The Procession to Calvary Review – PC


I have played through a number of games where the visuals have been pleasant enough to be appropriately described as ‘like playing through a painting’ but I can’t recall a time where I have literally played through a piece of art. The Procession to Calvary, developed by Joe Richardson, has now filled that gap in my gaming history, as it requires you to play through a series of paintings, some of which you may recognize, and some of which you may not. That’s not all though, as every element of the game, including the protagonist, all NPCs and even the items that you will pick up are all taken from paintings as well, leading to an experience that just might encourage you to visit an art gallery.

I was a reasonably late bloomer when it comes to classical art appreciation, only really beginning to develop an appreciation for the form in the past few years. However, I can now occasionally tell my Turners from my Boticellis, and so I was excited to dive into The Procession to Calvary and see what was in store. What made me even more excited was that there was a distinct Monty Python-style sense of humor to proceedings, and this mixture of art and comedy seemed like a sure-fire hit. Within minutes of starting up the game I had already laughed at a joke that was presented through one of the menu screens, and from that moment on I knew that I was in safe hands.

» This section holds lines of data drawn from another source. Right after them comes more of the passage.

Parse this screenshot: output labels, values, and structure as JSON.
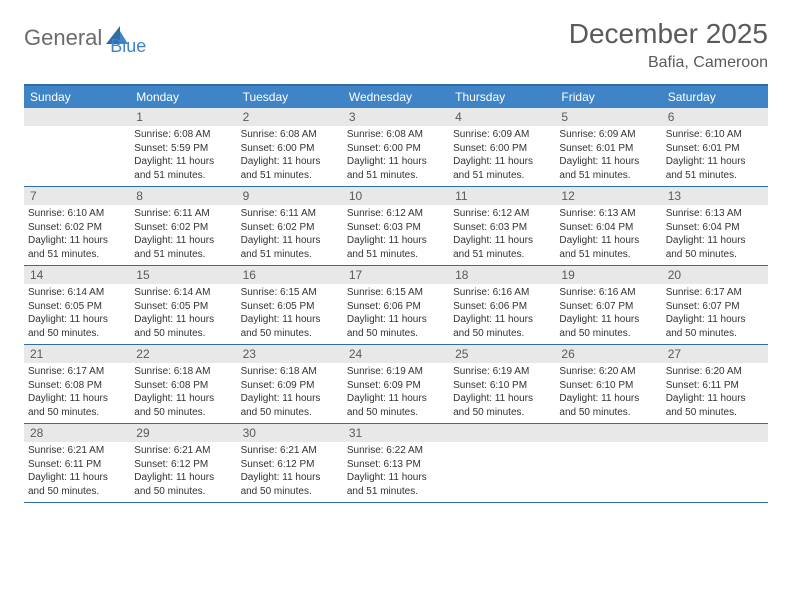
{
  "logo": {
    "text1": "General",
    "text2": "Blue"
  },
  "title": "December 2025",
  "subtitle": "Bafia, Cameroon",
  "colors": {
    "header_bg": "#3e84c6",
    "header_text": "#ffffff",
    "border": "#2f6da8",
    "daynum_bg": "#e8e8e8",
    "daynum_text": "#5a5a5a",
    "body_text": "#333333",
    "title_text": "#5a5a5a",
    "logo_gray": "#6b6b6b",
    "logo_blue": "#3e84c6",
    "page_bg": "#ffffff"
  },
  "typography": {
    "title_fontsize": 28,
    "subtitle_fontsize": 16,
    "weekday_fontsize": 12,
    "daynum_fontsize": 12,
    "body_fontsize": 10
  },
  "weekdays": [
    "Sunday",
    "Monday",
    "Tuesday",
    "Wednesday",
    "Thursday",
    "Friday",
    "Saturday"
  ],
  "weeks": [
    [
      {
        "num": "",
        "sunrise": "",
        "sunset": "",
        "daylight": ""
      },
      {
        "num": "1",
        "sunrise": "Sunrise: 6:08 AM",
        "sunset": "Sunset: 5:59 PM",
        "daylight": "Daylight: 11 hours and 51 minutes."
      },
      {
        "num": "2",
        "sunrise": "Sunrise: 6:08 AM",
        "sunset": "Sunset: 6:00 PM",
        "daylight": "Daylight: 11 hours and 51 minutes."
      },
      {
        "num": "3",
        "sunrise": "Sunrise: 6:08 AM",
        "sunset": "Sunset: 6:00 PM",
        "daylight": "Daylight: 11 hours and 51 minutes."
      },
      {
        "num": "4",
        "sunrise": "Sunrise: 6:09 AM",
        "sunset": "Sunset: 6:00 PM",
        "daylight": "Daylight: 11 hours and 51 minutes."
      },
      {
        "num": "5",
        "sunrise": "Sunrise: 6:09 AM",
        "sunset": "Sunset: 6:01 PM",
        "daylight": "Daylight: 11 hours and 51 minutes."
      },
      {
        "num": "6",
        "sunrise": "Sunrise: 6:10 AM",
        "sunset": "Sunset: 6:01 PM",
        "daylight": "Daylight: 11 hours and 51 minutes."
      }
    ],
    [
      {
        "num": "7",
        "sunrise": "Sunrise: 6:10 AM",
        "sunset": "Sunset: 6:02 PM",
        "daylight": "Daylight: 11 hours and 51 minutes."
      },
      {
        "num": "8",
        "sunrise": "Sunrise: 6:11 AM",
        "sunset": "Sunset: 6:02 PM",
        "daylight": "Daylight: 11 hours and 51 minutes."
      },
      {
        "num": "9",
        "sunrise": "Sunrise: 6:11 AM",
        "sunset": "Sunset: 6:02 PM",
        "daylight": "Daylight: 11 hours and 51 minutes."
      },
      {
        "num": "10",
        "sunrise": "Sunrise: 6:12 AM",
        "sunset": "Sunset: 6:03 PM",
        "daylight": "Daylight: 11 hours and 51 minutes."
      },
      {
        "num": "11",
        "sunrise": "Sunrise: 6:12 AM",
        "sunset": "Sunset: 6:03 PM",
        "daylight": "Daylight: 11 hours and 51 minutes."
      },
      {
        "num": "12",
        "sunrise": "Sunrise: 6:13 AM",
        "sunset": "Sunset: 6:04 PM",
        "daylight": "Daylight: 11 hours and 51 minutes."
      },
      {
        "num": "13",
        "sunrise": "Sunrise: 6:13 AM",
        "sunset": "Sunset: 6:04 PM",
        "daylight": "Daylight: 11 hours and 50 minutes."
      }
    ],
    [
      {
        "num": "14",
        "sunrise": "Sunrise: 6:14 AM",
        "sunset": "Sunset: 6:05 PM",
        "daylight": "Daylight: 11 hours and 50 minutes."
      },
      {
        "num": "15",
        "sunrise": "Sunrise: 6:14 AM",
        "sunset": "Sunset: 6:05 PM",
        "daylight": "Daylight: 11 hours and 50 minutes."
      },
      {
        "num": "16",
        "sunrise": "Sunrise: 6:15 AM",
        "sunset": "Sunset: 6:05 PM",
        "daylight": "Daylight: 11 hours and 50 minutes."
      },
      {
        "num": "17",
        "sunrise": "Sunrise: 6:15 AM",
        "sunset": "Sunset: 6:06 PM",
        "daylight": "Daylight: 11 hours and 50 minutes."
      },
      {
        "num": "18",
        "sunrise": "Sunrise: 6:16 AM",
        "sunset": "Sunset: 6:06 PM",
        "daylight": "Daylight: 11 hours and 50 minutes."
      },
      {
        "num": "19",
        "sunrise": "Sunrise: 6:16 AM",
        "sunset": "Sunset: 6:07 PM",
        "daylight": "Daylight: 11 hours and 50 minutes."
      },
      {
        "num": "20",
        "sunrise": "Sunrise: 6:17 AM",
        "sunset": "Sunset: 6:07 PM",
        "daylight": "Daylight: 11 hours and 50 minutes."
      }
    ],
    [
      {
        "num": "21",
        "sunrise": "Sunrise: 6:17 AM",
        "sunset": "Sunset: 6:08 PM",
        "daylight": "Daylight: 11 hours and 50 minutes."
      },
      {
        "num": "22",
        "sunrise": "Sunrise: 6:18 AM",
        "sunset": "Sunset: 6:08 PM",
        "daylight": "Daylight: 11 hours and 50 minutes."
      },
      {
        "num": "23",
        "sunrise": "Sunrise: 6:18 AM",
        "sunset": "Sunset: 6:09 PM",
        "daylight": "Daylight: 11 hours and 50 minutes."
      },
      {
        "num": "24",
        "sunrise": "Sunrise: 6:19 AM",
        "sunset": "Sunset: 6:09 PM",
        "daylight": "Daylight: 11 hours and 50 minutes."
      },
      {
        "num": "25",
        "sunrise": "Sunrise: 6:19 AM",
        "sunset": "Sunset: 6:10 PM",
        "daylight": "Daylight: 11 hours and 50 minutes."
      },
      {
        "num": "26",
        "sunrise": "Sunrise: 6:20 AM",
        "sunset": "Sunset: 6:10 PM",
        "daylight": "Daylight: 11 hours and 50 minutes."
      },
      {
        "num": "27",
        "sunrise": "Sunrise: 6:20 AM",
        "sunset": "Sunset: 6:11 PM",
        "daylight": "Daylight: 11 hours and 50 minutes."
      }
    ],
    [
      {
        "num": "28",
        "sunrise": "Sunrise: 6:21 AM",
        "sunset": "Sunset: 6:11 PM",
        "daylight": "Daylight: 11 hours and 50 minutes."
      },
      {
        "num": "29",
        "sunrise": "Sunrise: 6:21 AM",
        "sunset": "Sunset: 6:12 PM",
        "daylight": "Daylight: 11 hours and 50 minutes."
      },
      {
        "num": "30",
        "sunrise": "Sunrise: 6:21 AM",
        "sunset": "Sunset: 6:12 PM",
        "daylight": "Daylight: 11 hours and 50 minutes."
      },
      {
        "num": "31",
        "sunrise": "Sunrise: 6:22 AM",
        "sunset": "Sunset: 6:13 PM",
        "daylight": "Daylight: 11 hours and 51 minutes."
      },
      {
        "num": "",
        "sunrise": "",
        "sunset": "",
        "daylight": ""
      },
      {
        "num": "",
        "sunrise": "",
        "sunset": "",
        "daylight": ""
      },
      {
        "num": "",
        "sunrise": "",
        "sunset": "",
        "daylight": ""
      }
    ]
  ]
}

The Procession to Calvary isn’t a long game, and can be completed in a couple of hours, depending on how much time you spend on some of the puzzles. However, it uses that time wisely, and is packed with enough jokes, and enough variety of jokes, to give you something to look forward to on each new screen. In true point-and-click fashion, the majority of the puzzles involve finding an item and then finding the right person to give this item to, and there will be a number of points where you seem stuck for what to do, until stumbling upon the right solution suddenly opens up a whole host of new paths for you. I found most of the puzzles to be fairly straightforward (though not necessarily easy) once I got the hang of them, though there was one instance towards the very end of the game where I don’t think I would have grasped the solution without the assistance of a guide.

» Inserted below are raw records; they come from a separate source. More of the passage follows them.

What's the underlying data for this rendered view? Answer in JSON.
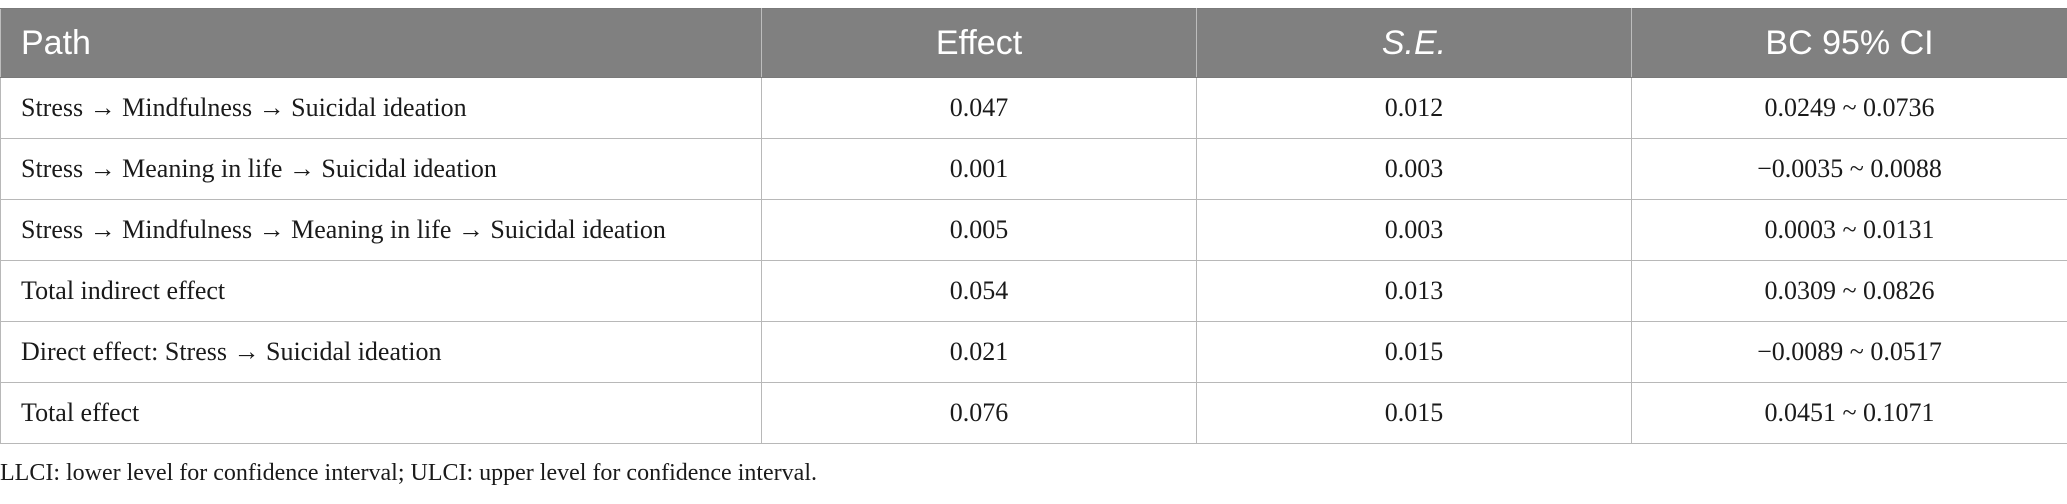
{
  "table": {
    "headers": [
      "Path",
      "Effect",
      "S.E.",
      "BC 95% CI"
    ],
    "rows": [
      [
        "Stress → Mindfulness → Suicidal ideation",
        "0.047",
        "0.012",
        "0.0249 ~ 0.0736"
      ],
      [
        "Stress → Meaning in life → Suicidal ideation",
        "0.001",
        "0.003",
        "−0.0035 ~ 0.0088"
      ],
      [
        "Stress → Mindfulness → Meaning in life → Suicidal ideation",
        "0.005",
        "0.003",
        "0.0003 ~ 0.0131"
      ],
      [
        "Total indirect effect",
        "0.054",
        "0.013",
        "0.0309 ~ 0.0826"
      ],
      [
        "Direct effect: Stress → Suicidal ideation",
        "0.021",
        "0.015",
        "−0.0089 ~ 0.0517"
      ],
      [
        "Total effect",
        "0.076",
        "0.015",
        "0.0451 ~ 0.1071"
      ]
    ]
  },
  "footnote": "LLCI: lower level for confidence interval; ULCI: upper level for confidence interval."
}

Though The Procession to Calvary does have a story, most of your time with the game is spent interacting with a wild cast of characters who don’t have a huge impact on the overall plot. You are given the task of murdering Heavenly Peter, an apparently tyrannical leader, early on in the game, but most of your time is spent figuring out how to actually get to him, with a variety of characters willing to stand in your way. Unlike a lot of other puzzle games, here you are given a sword, and the ability to use it, meaning that if a particular puzzle is too tricky to figure out, you are perfectly able to kill the character who is standing in your way, though with the promise that your actions will have consequences later down the line. It’s an interesting alternative to the hint system, and though a lot of the puzzles aren’t frustrating enough to need to use your weapon, it’s still nice to know that it’s there.

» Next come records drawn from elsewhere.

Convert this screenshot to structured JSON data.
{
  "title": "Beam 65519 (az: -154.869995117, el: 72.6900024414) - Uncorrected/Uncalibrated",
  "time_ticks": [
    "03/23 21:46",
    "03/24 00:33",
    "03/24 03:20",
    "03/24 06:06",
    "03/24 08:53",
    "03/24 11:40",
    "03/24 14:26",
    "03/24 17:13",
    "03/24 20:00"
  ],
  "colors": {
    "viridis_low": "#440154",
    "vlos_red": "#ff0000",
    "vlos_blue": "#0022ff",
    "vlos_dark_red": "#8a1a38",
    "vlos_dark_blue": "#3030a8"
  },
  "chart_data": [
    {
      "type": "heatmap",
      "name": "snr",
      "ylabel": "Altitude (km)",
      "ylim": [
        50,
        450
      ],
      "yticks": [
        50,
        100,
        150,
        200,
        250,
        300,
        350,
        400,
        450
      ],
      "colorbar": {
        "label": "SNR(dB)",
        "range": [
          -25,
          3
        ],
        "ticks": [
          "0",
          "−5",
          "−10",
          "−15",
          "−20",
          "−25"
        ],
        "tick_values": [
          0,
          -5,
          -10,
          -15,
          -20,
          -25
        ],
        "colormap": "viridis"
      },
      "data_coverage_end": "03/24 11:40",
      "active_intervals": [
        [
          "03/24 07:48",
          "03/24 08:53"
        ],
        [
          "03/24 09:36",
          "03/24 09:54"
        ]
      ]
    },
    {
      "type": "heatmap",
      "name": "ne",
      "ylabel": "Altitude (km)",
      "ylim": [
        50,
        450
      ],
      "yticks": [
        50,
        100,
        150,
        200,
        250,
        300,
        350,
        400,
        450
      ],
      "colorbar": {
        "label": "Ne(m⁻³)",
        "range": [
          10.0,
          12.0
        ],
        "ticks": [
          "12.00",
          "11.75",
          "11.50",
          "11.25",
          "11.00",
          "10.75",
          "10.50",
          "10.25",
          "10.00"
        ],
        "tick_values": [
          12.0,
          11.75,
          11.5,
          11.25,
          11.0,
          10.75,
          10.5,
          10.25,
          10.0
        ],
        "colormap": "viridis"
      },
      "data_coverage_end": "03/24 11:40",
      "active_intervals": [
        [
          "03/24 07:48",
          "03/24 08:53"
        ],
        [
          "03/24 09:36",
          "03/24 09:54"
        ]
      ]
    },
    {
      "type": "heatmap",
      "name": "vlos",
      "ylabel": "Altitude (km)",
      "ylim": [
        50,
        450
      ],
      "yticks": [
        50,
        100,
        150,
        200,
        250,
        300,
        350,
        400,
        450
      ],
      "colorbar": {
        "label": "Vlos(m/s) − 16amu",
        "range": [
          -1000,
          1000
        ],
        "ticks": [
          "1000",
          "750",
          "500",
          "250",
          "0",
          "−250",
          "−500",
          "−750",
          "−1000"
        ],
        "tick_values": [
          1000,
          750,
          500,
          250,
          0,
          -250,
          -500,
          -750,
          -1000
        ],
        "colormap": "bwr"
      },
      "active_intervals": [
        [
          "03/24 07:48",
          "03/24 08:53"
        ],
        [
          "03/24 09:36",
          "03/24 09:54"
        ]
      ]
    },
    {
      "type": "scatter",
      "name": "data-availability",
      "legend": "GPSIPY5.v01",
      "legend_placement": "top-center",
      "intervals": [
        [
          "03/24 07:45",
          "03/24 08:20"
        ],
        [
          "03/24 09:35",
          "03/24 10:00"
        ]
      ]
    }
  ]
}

I had a lot of fun with The Procession to Calvary, and although it is a fairly short experience, I laughed out loud more playing through this game than I can remember from any recent title that I have experienced. Of course, humor is largely subjective, and it may be that the jokes on show here just happened to tickle my childish sense of humor, but I also found that the puzzles were intriguing and engrossing enough to carry me through when necessary. This is a great game to play over the space of a couple of evenings, and the use of artwork and repurposing of certain elements of paintings is really cleverly done. I came away from The Procession to Calvary with a wide smile on my face, which isn’t something that can be said for a lot of games.